It was another night of extremely strong opponents, but we were joined once again by club legend Attila, presumably with his new baby in arm and sleepless nights as preparation.
There was some high-level shuffling for the control of the centre early on, which left white looking like they held the initiative, but with a more exposed king. On this occasion, it was the exposed king that held more sway and despite a strong-looking passed pawn, black was able to convert the advantage.
Despite beginning with 1.e4, Rob's game quickly looked like a King's Indian Defence but without a fianchettoed bishop. White also didn't gain the customary queenside attack and instead opted for a g4 poke. After a series of exchanges the position opened up and although it's possible Rob held an edge, the rook and pawn endgame was too dry to convert the full point.
Oli (and the lichess analysis) had no time for the Dutch and set about dismantling it as soon as possible. With the centre opening up, black took some initiative and the bishop pair, but Oli's defence was far more tenacious. Earning points for style white swapped to an opposite coloured bishop ending, allowing black a host of ominious-looking extra pawns in the process, knowing full-well that the point would be split when the dust settled.
In what a few years ago could have been a local league pairing, Dominique contends that he went wrong in the opening even if the advantage didn't last for too long. Despite white starting a double rook invasion, both kings remained too exposed for either side to make significant progress.
From my perspective, it seemed as though something went wrong in the opening for Chirag and he was on the back foot for almost the entire game. Nevertheless, black found accurate moves to mop up the pawn they were occasionally behind and stay in the fight. In the endgame, just as white looked to be on the cusp of establishing a concrete advantage, Chirag was able to crack out a protected passed pawn pair to tie up the remaining rook and hold the half point.
I saw my opponent played an unusual line in blitz and decided to see how it held up under slower-play scrutiny. My conclusion? It holds up rather well. Then, as we were heading to an endgame in which black held the slight edge, black used 20 minutes for two moves and suffered as a result. I was hardly a paradigm of accuracy either, as I missed a way to win a piece and instead won a pawn. Fortunately, that was enough to convert a nervy-endgame.
Ian had another great win after white pressed very hard and very early. Black's patience allowed a sneaky b-pawn to run across the board and a stunning queen sacrifice finish won the full point.

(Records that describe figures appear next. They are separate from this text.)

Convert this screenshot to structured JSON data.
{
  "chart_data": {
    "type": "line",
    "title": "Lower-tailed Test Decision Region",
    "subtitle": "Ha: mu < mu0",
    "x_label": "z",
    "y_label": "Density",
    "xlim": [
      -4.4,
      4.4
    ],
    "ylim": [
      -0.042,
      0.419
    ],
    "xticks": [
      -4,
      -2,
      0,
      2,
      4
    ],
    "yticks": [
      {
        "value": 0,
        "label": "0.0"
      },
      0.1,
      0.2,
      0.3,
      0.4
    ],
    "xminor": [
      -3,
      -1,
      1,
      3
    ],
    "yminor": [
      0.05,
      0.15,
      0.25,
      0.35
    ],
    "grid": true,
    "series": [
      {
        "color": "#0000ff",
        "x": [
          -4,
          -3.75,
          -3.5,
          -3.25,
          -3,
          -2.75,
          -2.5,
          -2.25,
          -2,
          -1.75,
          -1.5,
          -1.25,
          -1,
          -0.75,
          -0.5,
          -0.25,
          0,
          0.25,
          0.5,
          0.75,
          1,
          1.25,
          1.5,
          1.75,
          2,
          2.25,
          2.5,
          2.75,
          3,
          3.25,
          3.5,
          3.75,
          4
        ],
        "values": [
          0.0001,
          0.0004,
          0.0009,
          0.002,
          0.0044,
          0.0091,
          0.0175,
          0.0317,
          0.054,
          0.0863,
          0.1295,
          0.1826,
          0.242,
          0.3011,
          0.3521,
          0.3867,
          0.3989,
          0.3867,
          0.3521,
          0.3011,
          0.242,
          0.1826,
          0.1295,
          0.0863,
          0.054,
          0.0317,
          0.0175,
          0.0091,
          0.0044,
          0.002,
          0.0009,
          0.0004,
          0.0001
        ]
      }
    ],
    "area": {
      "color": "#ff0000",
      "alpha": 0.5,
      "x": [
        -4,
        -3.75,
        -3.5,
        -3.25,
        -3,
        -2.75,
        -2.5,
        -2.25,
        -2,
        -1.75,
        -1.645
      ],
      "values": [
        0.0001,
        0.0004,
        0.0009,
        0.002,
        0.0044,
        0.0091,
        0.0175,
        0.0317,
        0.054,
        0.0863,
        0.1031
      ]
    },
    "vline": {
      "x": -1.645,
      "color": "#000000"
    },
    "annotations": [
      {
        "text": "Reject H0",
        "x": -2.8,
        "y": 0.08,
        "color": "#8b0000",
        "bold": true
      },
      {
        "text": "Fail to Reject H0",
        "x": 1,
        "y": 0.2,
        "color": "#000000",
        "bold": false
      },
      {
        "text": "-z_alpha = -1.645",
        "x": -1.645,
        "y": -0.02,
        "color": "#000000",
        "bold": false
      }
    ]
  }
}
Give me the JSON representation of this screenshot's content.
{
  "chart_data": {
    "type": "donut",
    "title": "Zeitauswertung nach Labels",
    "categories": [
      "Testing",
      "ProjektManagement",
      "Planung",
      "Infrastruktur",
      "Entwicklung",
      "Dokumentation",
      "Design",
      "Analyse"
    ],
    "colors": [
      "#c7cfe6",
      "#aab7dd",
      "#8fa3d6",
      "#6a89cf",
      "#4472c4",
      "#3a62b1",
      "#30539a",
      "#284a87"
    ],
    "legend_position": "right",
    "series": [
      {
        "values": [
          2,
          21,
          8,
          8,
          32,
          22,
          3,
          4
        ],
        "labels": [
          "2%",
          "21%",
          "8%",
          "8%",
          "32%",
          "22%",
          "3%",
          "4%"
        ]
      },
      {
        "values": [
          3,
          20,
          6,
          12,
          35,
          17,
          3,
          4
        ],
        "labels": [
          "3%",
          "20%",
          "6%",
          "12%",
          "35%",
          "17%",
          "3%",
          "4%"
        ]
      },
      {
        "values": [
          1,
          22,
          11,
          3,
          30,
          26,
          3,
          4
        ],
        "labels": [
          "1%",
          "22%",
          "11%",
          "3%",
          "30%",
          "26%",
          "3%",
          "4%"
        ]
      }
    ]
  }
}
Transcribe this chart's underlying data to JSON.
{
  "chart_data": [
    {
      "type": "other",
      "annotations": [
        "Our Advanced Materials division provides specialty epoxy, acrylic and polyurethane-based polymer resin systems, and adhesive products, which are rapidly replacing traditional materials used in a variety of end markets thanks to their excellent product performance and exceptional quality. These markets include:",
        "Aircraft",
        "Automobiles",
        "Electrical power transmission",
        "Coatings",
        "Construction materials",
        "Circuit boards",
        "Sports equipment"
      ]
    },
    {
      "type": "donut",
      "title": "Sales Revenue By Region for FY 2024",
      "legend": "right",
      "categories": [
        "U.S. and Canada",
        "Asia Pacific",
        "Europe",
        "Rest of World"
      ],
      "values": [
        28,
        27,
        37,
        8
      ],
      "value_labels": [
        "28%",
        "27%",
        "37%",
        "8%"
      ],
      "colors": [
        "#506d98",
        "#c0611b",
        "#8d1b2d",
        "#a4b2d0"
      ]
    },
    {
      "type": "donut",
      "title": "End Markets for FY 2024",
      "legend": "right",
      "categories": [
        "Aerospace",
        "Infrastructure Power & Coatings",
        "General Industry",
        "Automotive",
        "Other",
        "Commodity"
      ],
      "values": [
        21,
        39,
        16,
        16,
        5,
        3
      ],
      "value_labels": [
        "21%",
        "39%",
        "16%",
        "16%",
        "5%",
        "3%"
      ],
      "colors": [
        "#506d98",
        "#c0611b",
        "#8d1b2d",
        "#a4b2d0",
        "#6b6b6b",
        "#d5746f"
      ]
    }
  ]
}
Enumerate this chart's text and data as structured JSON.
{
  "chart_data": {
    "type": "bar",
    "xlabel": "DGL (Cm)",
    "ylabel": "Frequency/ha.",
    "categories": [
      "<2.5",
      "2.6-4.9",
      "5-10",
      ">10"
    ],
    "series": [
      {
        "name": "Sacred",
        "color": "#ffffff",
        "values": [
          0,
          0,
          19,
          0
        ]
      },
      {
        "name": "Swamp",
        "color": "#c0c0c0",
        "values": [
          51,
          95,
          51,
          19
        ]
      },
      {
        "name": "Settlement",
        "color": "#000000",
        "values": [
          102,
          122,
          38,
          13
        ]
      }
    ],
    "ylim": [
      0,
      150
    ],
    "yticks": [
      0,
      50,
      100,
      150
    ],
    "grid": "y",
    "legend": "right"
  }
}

There was almost no wild tactical excitement in Aron's game. During the game I was wondering what I'd be able to write about the game. Fortunately, as I say, there was almost no tactical excitement. Pouncing on the one weakness in black's position, white won a pawn, and very nearly held on to it. Unfortunately, the position was too level for the advantage to be maintained and a draw by repetition emerged in a very drawn endgame.
Downend 2 continue to be pushed hard after their surprise return to Division3. Ian pushed back hard in an Austrian Attack that went so far across the board (with g4) that it almost became a Slovakian Attack. While in the process of cracking open the black kingside a tactic was dropped that lost white's queen.
Samy was nearly the victim of opening tactics, but escaped with a pawn weakness. No sooner than the pawn dropped off, white fell victim to that most frustrating of blunders, in which a queen's rook defender is deflected by a sacrificial rook check. (Make sure you know it!) The rest was not without excitement, as black simplified to a pawn endgame, which required accurate play.
Shaun opened well, shattering black's structure. What followed was an imbalance of material with play for both sides. Without anyone noticing until it was too late, black managed to set up a mating net.
Sometimes we get caught in an opening trap that we've not seen before. This time, Elliott was on the educational end of problems on the a8-h1 diagonal. We've all been there and now we know what to avoid!
Despite the tough night, there were some gems and The Rook1Es taking home the points is certainly a silver lining!